Autosomal dominant hereditary trait. The mutation is known in 75 % of cases.
General symptoms
Most children born with Noonan syndrome have some kind of cardiac defect. Short stature – adult individuals with Noonan syndrome are generally about 15 cm shorter than predicted height. Growth hormone production deficit. Late onset puberty is common, and in many boys the testicles remain undescended. Some individuals have delayed psycho-motor development and intellectual disabilities. There may be some increased tendency to bleed, but this is not severe.


Characteristic facial features in Noonan syndrome:
Broad forehead. Short and broad neck. Low hairline at the nape of the neck. Low-set ears. Backward rotated ears. Drooping eyelids (ptosis). Almond-shaped eyes. Eyes slant downwards. Widely set eyes (hypertelorism). Skin fold (epicanthal fold) in the inner corner of the eye.

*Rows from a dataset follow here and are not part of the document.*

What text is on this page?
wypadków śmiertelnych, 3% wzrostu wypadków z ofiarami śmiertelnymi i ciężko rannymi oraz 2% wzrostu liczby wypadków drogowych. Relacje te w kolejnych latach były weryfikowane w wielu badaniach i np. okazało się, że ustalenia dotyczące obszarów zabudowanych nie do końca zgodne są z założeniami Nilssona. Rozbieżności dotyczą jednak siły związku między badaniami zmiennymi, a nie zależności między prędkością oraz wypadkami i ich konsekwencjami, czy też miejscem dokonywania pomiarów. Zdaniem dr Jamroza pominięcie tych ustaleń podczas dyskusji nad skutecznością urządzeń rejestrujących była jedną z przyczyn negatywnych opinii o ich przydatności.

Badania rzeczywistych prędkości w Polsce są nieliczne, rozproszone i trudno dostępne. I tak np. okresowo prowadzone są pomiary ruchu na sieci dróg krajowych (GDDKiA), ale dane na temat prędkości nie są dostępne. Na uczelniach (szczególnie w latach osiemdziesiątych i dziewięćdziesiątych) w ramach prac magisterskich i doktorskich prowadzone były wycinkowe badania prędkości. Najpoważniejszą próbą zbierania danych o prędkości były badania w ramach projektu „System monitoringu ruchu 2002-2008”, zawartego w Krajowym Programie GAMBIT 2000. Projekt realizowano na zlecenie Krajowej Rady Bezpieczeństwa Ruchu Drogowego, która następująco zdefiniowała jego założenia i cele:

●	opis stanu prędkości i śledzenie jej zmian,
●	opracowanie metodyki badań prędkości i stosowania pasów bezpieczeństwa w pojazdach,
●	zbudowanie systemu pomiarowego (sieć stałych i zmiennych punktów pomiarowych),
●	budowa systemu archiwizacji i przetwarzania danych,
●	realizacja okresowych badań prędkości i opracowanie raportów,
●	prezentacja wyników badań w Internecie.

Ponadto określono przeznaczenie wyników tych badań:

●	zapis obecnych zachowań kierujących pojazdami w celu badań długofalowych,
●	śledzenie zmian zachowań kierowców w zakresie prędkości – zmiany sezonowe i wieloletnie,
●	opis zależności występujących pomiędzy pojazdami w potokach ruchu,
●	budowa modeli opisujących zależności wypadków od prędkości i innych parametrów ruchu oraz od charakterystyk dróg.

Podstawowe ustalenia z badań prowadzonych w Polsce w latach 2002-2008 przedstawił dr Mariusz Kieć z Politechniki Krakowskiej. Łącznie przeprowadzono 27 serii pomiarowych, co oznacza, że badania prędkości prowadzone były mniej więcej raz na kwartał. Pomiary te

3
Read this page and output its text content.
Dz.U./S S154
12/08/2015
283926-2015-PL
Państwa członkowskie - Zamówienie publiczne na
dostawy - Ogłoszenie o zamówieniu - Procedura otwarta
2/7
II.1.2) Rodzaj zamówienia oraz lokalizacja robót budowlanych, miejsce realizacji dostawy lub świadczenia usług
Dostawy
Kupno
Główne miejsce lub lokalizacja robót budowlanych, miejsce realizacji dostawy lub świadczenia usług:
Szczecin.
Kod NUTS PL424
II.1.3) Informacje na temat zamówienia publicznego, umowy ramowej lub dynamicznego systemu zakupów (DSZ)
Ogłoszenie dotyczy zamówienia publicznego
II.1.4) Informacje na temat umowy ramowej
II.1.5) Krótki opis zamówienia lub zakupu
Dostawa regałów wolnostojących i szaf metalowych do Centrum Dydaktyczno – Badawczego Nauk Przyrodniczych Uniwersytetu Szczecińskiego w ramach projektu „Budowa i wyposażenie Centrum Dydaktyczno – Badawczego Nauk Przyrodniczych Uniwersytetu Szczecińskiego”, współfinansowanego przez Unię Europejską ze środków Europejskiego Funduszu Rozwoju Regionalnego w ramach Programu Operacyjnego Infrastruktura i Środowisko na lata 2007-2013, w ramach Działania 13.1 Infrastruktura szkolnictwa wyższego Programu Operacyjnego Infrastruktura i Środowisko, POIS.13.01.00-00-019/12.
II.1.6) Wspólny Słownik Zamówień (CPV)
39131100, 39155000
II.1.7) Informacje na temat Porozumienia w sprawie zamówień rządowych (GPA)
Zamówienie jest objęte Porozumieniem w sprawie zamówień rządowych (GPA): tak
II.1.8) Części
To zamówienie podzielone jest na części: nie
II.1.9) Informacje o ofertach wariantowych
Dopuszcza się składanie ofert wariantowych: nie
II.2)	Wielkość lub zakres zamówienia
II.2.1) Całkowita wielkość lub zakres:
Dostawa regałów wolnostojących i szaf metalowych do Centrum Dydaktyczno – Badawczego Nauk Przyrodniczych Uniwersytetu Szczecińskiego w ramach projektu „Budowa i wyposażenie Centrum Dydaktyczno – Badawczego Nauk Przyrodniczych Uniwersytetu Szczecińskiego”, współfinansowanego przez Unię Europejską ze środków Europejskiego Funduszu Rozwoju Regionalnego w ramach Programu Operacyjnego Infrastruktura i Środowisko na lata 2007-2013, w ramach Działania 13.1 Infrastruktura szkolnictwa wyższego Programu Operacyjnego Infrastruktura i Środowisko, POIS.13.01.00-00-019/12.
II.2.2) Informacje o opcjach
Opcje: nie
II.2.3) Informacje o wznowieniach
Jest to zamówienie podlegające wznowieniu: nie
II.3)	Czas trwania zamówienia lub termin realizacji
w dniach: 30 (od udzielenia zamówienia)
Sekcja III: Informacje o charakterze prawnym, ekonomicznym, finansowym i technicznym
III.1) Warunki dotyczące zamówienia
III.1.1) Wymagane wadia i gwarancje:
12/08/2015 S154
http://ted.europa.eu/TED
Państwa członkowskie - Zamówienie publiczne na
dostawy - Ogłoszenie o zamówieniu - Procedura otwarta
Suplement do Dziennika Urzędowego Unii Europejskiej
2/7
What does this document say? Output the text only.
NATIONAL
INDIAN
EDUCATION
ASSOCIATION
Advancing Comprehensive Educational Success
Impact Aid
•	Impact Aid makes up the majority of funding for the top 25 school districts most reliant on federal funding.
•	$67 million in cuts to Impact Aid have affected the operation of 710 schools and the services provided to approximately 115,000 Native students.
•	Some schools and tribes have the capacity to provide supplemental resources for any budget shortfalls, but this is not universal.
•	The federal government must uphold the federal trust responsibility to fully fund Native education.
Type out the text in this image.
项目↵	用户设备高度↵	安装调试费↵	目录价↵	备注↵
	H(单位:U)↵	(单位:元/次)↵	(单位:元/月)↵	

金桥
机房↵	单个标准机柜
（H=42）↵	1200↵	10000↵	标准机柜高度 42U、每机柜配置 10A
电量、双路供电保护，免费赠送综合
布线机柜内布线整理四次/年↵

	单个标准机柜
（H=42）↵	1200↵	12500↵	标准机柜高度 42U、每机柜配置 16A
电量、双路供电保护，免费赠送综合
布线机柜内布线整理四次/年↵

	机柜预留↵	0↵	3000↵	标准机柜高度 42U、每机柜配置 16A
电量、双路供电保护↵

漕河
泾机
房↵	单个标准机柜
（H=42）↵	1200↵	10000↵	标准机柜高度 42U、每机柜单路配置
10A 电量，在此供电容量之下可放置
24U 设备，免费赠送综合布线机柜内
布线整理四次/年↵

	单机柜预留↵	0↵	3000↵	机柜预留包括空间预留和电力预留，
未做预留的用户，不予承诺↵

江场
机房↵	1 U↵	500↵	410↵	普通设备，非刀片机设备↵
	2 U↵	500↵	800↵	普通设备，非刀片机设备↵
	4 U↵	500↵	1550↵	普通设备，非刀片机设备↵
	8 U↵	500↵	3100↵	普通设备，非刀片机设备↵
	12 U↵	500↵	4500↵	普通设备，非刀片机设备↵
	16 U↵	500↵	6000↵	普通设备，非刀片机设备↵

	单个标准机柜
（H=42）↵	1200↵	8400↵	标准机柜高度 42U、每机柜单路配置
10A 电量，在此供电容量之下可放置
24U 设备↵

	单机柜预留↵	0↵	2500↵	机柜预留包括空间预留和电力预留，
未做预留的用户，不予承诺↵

Orofacial/odontological symptoms

Characteristic facial features are associated with the diagnosis. Feeding difficulties are common, particularly during the first years of life. Some children have a great deal of vomiting. Owing to eating and swallowing difficulties, some children with Noonan syndrome need to eat often, and require a special diet. This may lead to an increased risk of tooth decay. High palate, late teething and small jaws with closely-spaced teeth have all been reported.

Advice on follow-up and treatment

  • Children with eating disorders often require extra dental care, including assistance with oral hygiene and fluoride treatments. However, the dental services should not advise on eating difficulties.
  • Regular check-ups of dental and jaw development. Orthodontist should be consulted when needed.
  • An increased tendency to bleed may result in complications when teeth are extracted.
  • Oral motor training and stimulation may be relevant in cases of eating difficulties, speech impairment and drooling.
  • Feeding and swallowing difficulties are investigated and treated by a specialist team at the hospital or multidisciplinary treatment center.
  • When treating medically compromised patients always contact their doctors for medical advice (bleeding problems, heart diseases etc).